Venue for an original suit is as provided in Family Code section 103.001. See Tex. Fam. Code § 103.001(a). The term suit in title 5 of the Texas Family Code is defined as a legal action under title 5 of the Family Code. Tex. Fam. Code § 101.031.

An original suit shall be filed in the county in which the child resides unless another court has continuing, exclusive jurisdiction under Family Code chapter 155 or venue is fixed in a suit for dissolution of a marriage under Family Code chapter 6, subchapter D. Tex. Fam. Code § 103.001(a). If a Texas court has acquired continuing, exclusive juris­diction, no other Texas court has jurisdiction of a suit with regard to that child except as provided by Family Code chapter 155, section 103.001(b), or chapter 262. Tex. Fam. Code § 155.001(c).

A transfer of venue of a suit is governed by the provisions of Family Code sections 103.002 and 103.003 and chapter 155. If venue is improper, it may be transferred on the timely motion of an intervenor. See chapter 42 of this manual. If the court fails to trans­fer the suit pursuant to the mandatory transfer statute, mandamus is available to compel mandatory transfer in suits affecting the parent-child relationship. Proffer v. Yates, 734 S.W.2d 671, 673 (Tex. 1987) (orig. proceeding) (per curiam); Arias v.
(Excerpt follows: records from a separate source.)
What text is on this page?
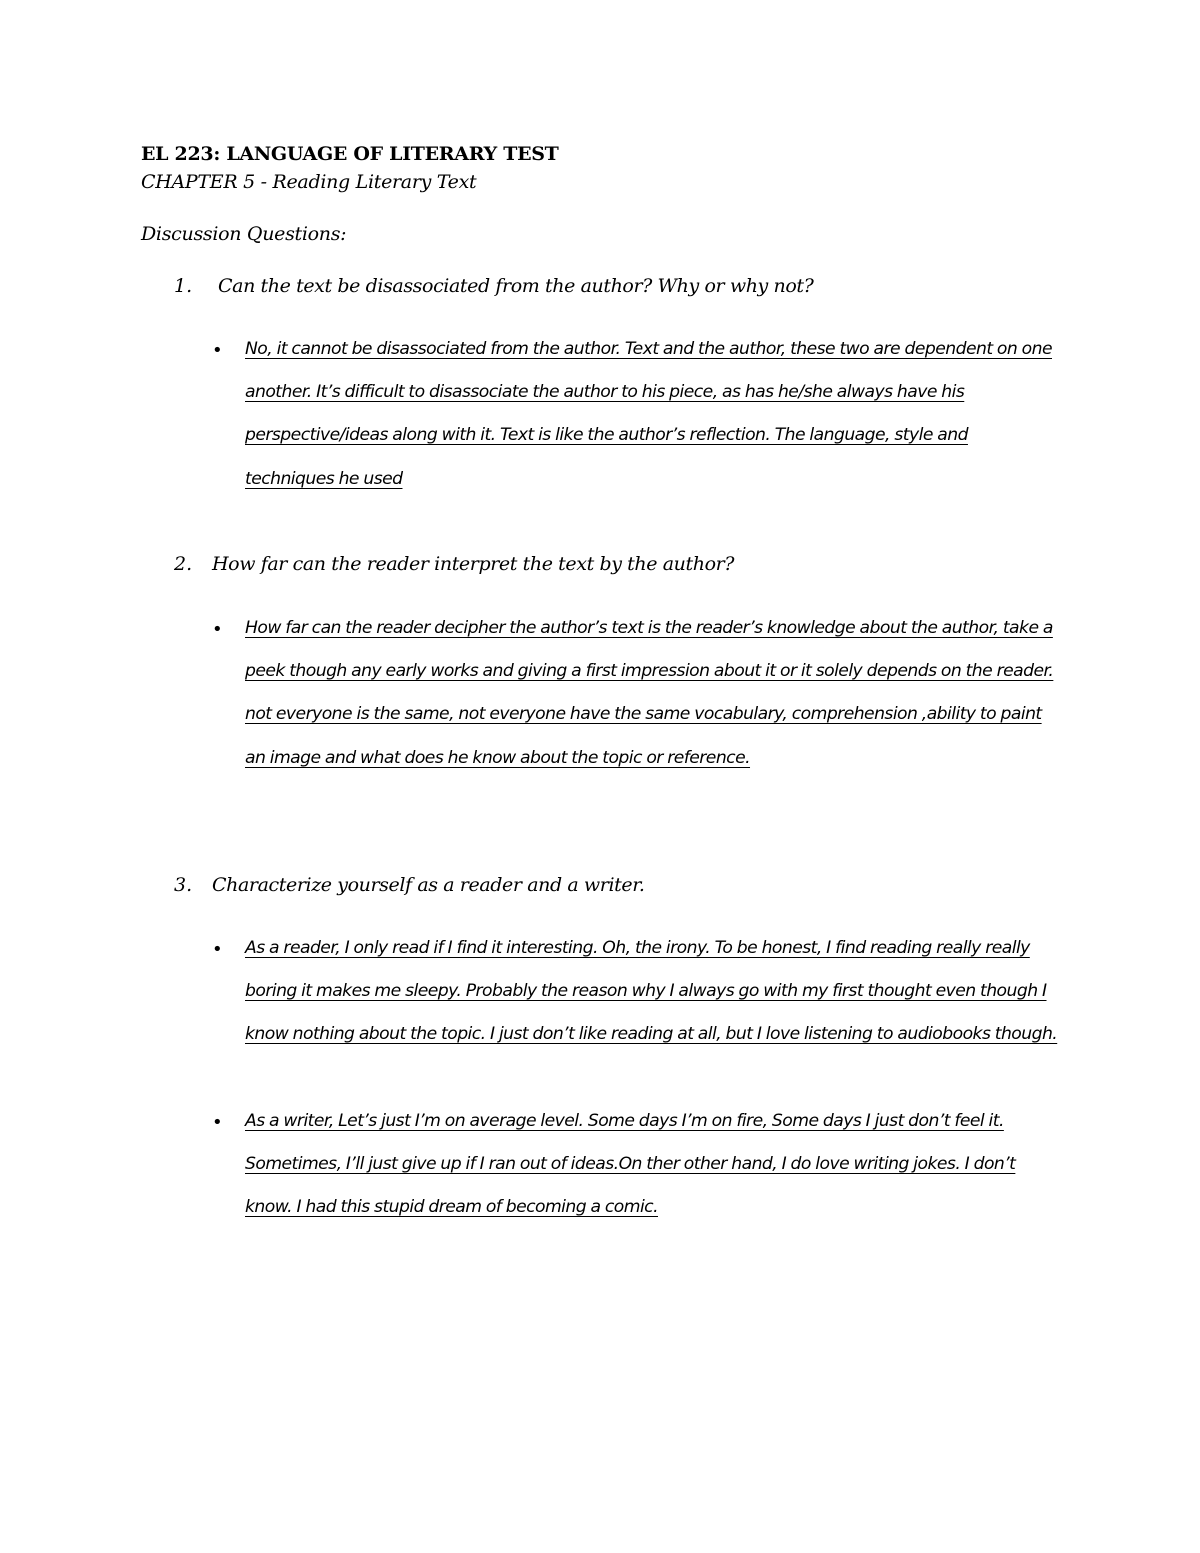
EL 223: LANGUAGE OF LITERARY TEST
CHAPTER 5 - Reading Literary Text
Discussion Questions:
1. Can the text be disassociated from the author? Why or why not?
• No, it cannot be disassociated from the author. Text and the author, these two are dependent on one another. It’s difficult to disassociate the author to his piece, as has he/she always have his perspective/ideas along with it. Text is like the author’s reflection. The language, style and techniques he used

2. How far can the reader interpret the text by the author?
• How far can the reader decipher the author’s text is the reader’s knowledge about the author, take a peek though any early works and giving a first impression about it or it solely depends on the reader. not everyone is the same, not everyone have the same vocabulary, comprehension ,ability to paint an image and what does he know about the topic or reference.

3. Characterize yourself as a reader and a writer.
• As a reader, I only read if I find it interesting. Oh, the irony. To be honest, I find reading really really boring it makes me sleepy. Probably the reason why I always go with my first thought even though I know nothing about the topic. I just don’t like reading at all, but I love listening to audiobooks though.

• As a writer, Let’s just I’m on average level. Some days I’m on fire, Some days I just don’t feel it. Sometimes, I’ll just give up if I ran out of ideas.On ther other hand, I do love writing jokes. I don’t know. I had this stupid dream of becoming a comic.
Spector, 623 S.W.2d 312, 313 (Tex. 1981) (orig. proceeding) (per curiam). For the purposes of a motion to transfer, the intervenors are characterized as “petitioners” and may request transfer at the time they file their petition in intervention. Walker v. Miller, 729 S.W.2d 120, 121–23 (Tex. App.—Dallas 1987, orig. proceeding).

§ 44.15Best Interest of Child

When representing a grandparent or other nonparent, it is important to remember that the best interest of the child shall always be the primary consideration of the court in determining the issues of conservatorship and possession of and access to the child. See Tex. Fam. Code § 153.002. Suits by grandparents and other nonparents are difficult because of the issues of standing to file suit and because of the presumptions favoring parents over nonparents. See In re C.J.C., 603 S.W.3d 804, 820 (Tex. 2020) (court must apply presumption that fit parent—not court—determines best interest of child in any proceeding in which nonparent seeks conservatorship or access over objection of child’s fit parent).

§ 44.16Attorney’s Fees and Costs

Attorney’s fees and costs are discussed in section 40.16 and in chapter 20 in this man­ual.

§ 44.17Parenting Plan

The final order in a suit affecting the parent-child relationship must include a parenting plan. Tex. Fam. Code § 153.603. Parenting plans are discussed in chapter 16 of this manual.

§ 44.18Transfer of Permanent Physical Custody of Adopted Child

Court approval is required for the transfer of permanent physical custody of an adopted child by a parent, managing conservator, or guardian to any person who is not a relative or stepparent of the child or an adult who has a significant and long-standing relation­ship with the child. See Tex. Fam. Code § 162.026. It is a felony offense to conduct, facilitate, or participate in an unregulated custody transfer of an adopted child except as provided in Tex. Penal Code § 25.081(d). See Tex. Penal Code § 25.081. This topic is discussed in more depth in section 51.30 in this manual.